Personal information
- Date of birth: 5 October 1987 (age 37)
- Place of birth: Castellammare di Stabia, Italy
- Height: 1.80 m (5 ft 11 in)
- Position(s): Left Midfielder, Left Back, Wing Back

Team information
- Current team: Stabia City (head coach)

Youth career
- 1996–2002: Juve Stabia
- 2002–2004: Avellino
- 2004–2005: Napoli

Senior career*
- Years: Team / Apps / (Gls)
- 2005–2014: Napoli / 28 / (1)
- 2007–2008: → Virtus Lanciano (loan) / 28 / (0)
- 2009–2010: → Livorno (loan) / 22 / (0)
- 2011–2012: → Bologna (loan) / 0 / (0)
- 2012–2013: → Ternana (loan) / 39 / (10)
- 2013–2014: → Juve Stabia (loan) / 19 / (4)
- 2014–2016: Ternana / 67 / (1)
- 2016–2019: Salernitana / 86 / (6)
- 2019–2021: Verona / 17 / (0)
- 2020: → Spezia (loan) / 4 / (0)
- 2021: Frosinone / 9 / (0)

Managerial career
- 2023–: Stabia City

= Luigi Vitale =

Italian footballer

Luigi Vitale (born 5 October 1987) is an Italian former footballer who played as a left midfielder, left back, or a left wing back, currently working as head coach of amateur club Stabia City.

==Playing career==
A former Napoli youth product, Vitale began his professional career with the Napoli senior side in 2005, but spent several seasons on loan with other clubs in Italy.
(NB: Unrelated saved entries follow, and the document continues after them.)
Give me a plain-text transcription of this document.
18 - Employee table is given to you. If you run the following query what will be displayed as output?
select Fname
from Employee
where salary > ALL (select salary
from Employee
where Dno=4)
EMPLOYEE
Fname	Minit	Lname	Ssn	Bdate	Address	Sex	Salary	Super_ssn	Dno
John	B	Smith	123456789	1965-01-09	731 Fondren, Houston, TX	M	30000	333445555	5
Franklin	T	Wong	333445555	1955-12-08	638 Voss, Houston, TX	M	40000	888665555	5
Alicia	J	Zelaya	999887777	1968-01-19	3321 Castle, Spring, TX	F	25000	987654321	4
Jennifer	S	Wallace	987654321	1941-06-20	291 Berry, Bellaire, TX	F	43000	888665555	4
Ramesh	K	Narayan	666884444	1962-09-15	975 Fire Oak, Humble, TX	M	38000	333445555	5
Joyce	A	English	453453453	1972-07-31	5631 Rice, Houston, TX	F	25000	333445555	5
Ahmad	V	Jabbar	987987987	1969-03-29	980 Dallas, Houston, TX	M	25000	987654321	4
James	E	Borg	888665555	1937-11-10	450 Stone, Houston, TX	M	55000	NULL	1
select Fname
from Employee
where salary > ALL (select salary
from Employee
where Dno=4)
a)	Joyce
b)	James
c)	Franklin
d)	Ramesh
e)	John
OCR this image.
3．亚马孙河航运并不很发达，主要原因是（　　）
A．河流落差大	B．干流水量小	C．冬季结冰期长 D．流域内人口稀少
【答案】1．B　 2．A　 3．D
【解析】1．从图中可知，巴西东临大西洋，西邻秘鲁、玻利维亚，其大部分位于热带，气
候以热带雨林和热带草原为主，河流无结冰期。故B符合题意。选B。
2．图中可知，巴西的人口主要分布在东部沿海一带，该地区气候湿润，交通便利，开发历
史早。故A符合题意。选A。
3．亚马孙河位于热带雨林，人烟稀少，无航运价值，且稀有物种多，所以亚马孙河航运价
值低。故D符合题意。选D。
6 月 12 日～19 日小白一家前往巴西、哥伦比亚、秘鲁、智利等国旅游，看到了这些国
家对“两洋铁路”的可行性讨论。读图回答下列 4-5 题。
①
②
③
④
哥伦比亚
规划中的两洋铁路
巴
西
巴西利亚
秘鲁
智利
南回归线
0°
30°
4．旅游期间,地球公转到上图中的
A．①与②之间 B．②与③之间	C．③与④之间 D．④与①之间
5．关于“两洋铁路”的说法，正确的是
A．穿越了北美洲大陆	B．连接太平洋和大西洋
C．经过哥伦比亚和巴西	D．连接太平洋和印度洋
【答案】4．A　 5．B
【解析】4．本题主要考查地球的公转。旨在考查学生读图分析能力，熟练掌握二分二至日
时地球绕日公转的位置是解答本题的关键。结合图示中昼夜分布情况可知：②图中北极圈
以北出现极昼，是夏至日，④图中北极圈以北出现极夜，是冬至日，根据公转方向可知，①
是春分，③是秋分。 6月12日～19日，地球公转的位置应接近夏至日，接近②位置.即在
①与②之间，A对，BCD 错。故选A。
On 12 July 2011, he joined Bologna from Napoli on a season-long loan.

On 4 August 2012, he moved on loan to Ternana.

In July 2016, he joined Salernitana.

On 31 January 2019, he signed a 2.5-year contract with Verona. On 31 January 2020, Vitale joined Spezia on loan.

On 1 February 2021, he joined Frosinone.

==Coaching career==
In July 2023, Vitale was unveiled as the new head coach of Prima Categoria amateurs Stabia City.